I have as much right to read this blog and post as you do. I would be disappointed if Antonio denied me the right to post, but it is his blog and therefore his right, although I know you would disagree with that because you obviously don’t believe in property rights. Nor was it my intent to shill, although I will concede one thing to you: you might consider running for ‘anarchists unlimited.’
Finally, in the same spirit as you telling me to take my judgment elsewhere, let me offer you this advice:
I am sorry if you got a red bicycle on your seventh birthday when you had your heart set on a blue one, and that it has had a negative effect on you ever since. Grow up. Get over it. Life is unfair. Take some responsibility for yourself. If you think the laws are wrong, work to change them. Even if you fail, at least you will have tried. Breaking the law because you disagree with it is for losers, except in exceptional cases of civil disobedience. And I’m sorry to rain on your parade, but you and the hordes who download and copy illegally are not exactly in the same league as Rosa Parks. Instead of wasting your time with a reply, do your self a favor: indulge in some continuing education and take two introductory classes — ethics and logic.
What you don’t get is that piracy often isn’t “either or”. What if you bought a CD, then lost it. Is it okay to copy the music? What if you would watch a movie with a friend, that the friend owns, but ended up watching it on your own instead. What if the software you paid for works better in the pirated version? What if you actually care about privacy? It’s not as obvious as you portray it; that piracy is always a crime.
@Harry:
First of all, who are these cohorts of mine you’re describing? I didn’t know that you knew me and my “associates”. I would have been much more pleasing and conciliatory to your inflammatory rhetoric.
Now, to slowly piece your flawed post together.
“As for whining about the treatment of bands… didn’t the bands know the game before they agreed to play (pun intended)?”
It seems you’re not all that familiar with the music industry, are ya, buddy? So, to answer your question, no most bands don’t know the game before they agree to play. Most bands have been struggling for years and will take the first perceived big break they get. Secondly, those that DO know the game still have to play it. There have been a few notable exceptions: Radiohead, NiN and a few others. But they all still get raped by the studios and they don’t like it. How would you like if your employer told you that he/she will take 90% of your paycheck and you need to use the rest to feed, clothe and live, as well as buy the tools you need to do your work? Is that ethical in your eyes? Is that something you’d be happy about? If you are, you need to find something better, my friend.

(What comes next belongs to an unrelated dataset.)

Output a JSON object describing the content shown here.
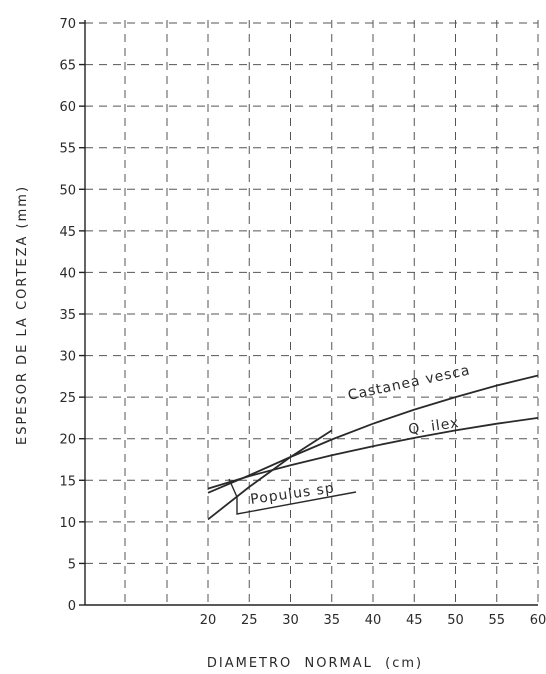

“It’s beyond absurd to suggest that someone who has the ability to find and download something from the internet is too stupid to make their voice known in some other way.”
Again, what exactly are you thinking here? Are you suggesting that anyone who’s able to download a file through a browser is internet-savvy? Technically oriented? Seriously? Once more, you’re just assuming things, bro. Stop assuming.
As for your last paragraph, as someone who has denounced my first answer as “engaging in a cheap personal attack”, boy, you really showed there that you’re the more grown-up one. I have nothing more to say about that, other than stop assuming that I pirate just because I’m challenging your views on piracy. If you don’t like what I have to say, so be it. If you’re against pirating content, so be it as well. But at least inform yourself before spouting misinformation.
Peace and happy New Year
My sugession for running a business:
As open as possible – as closed as necessary to make money.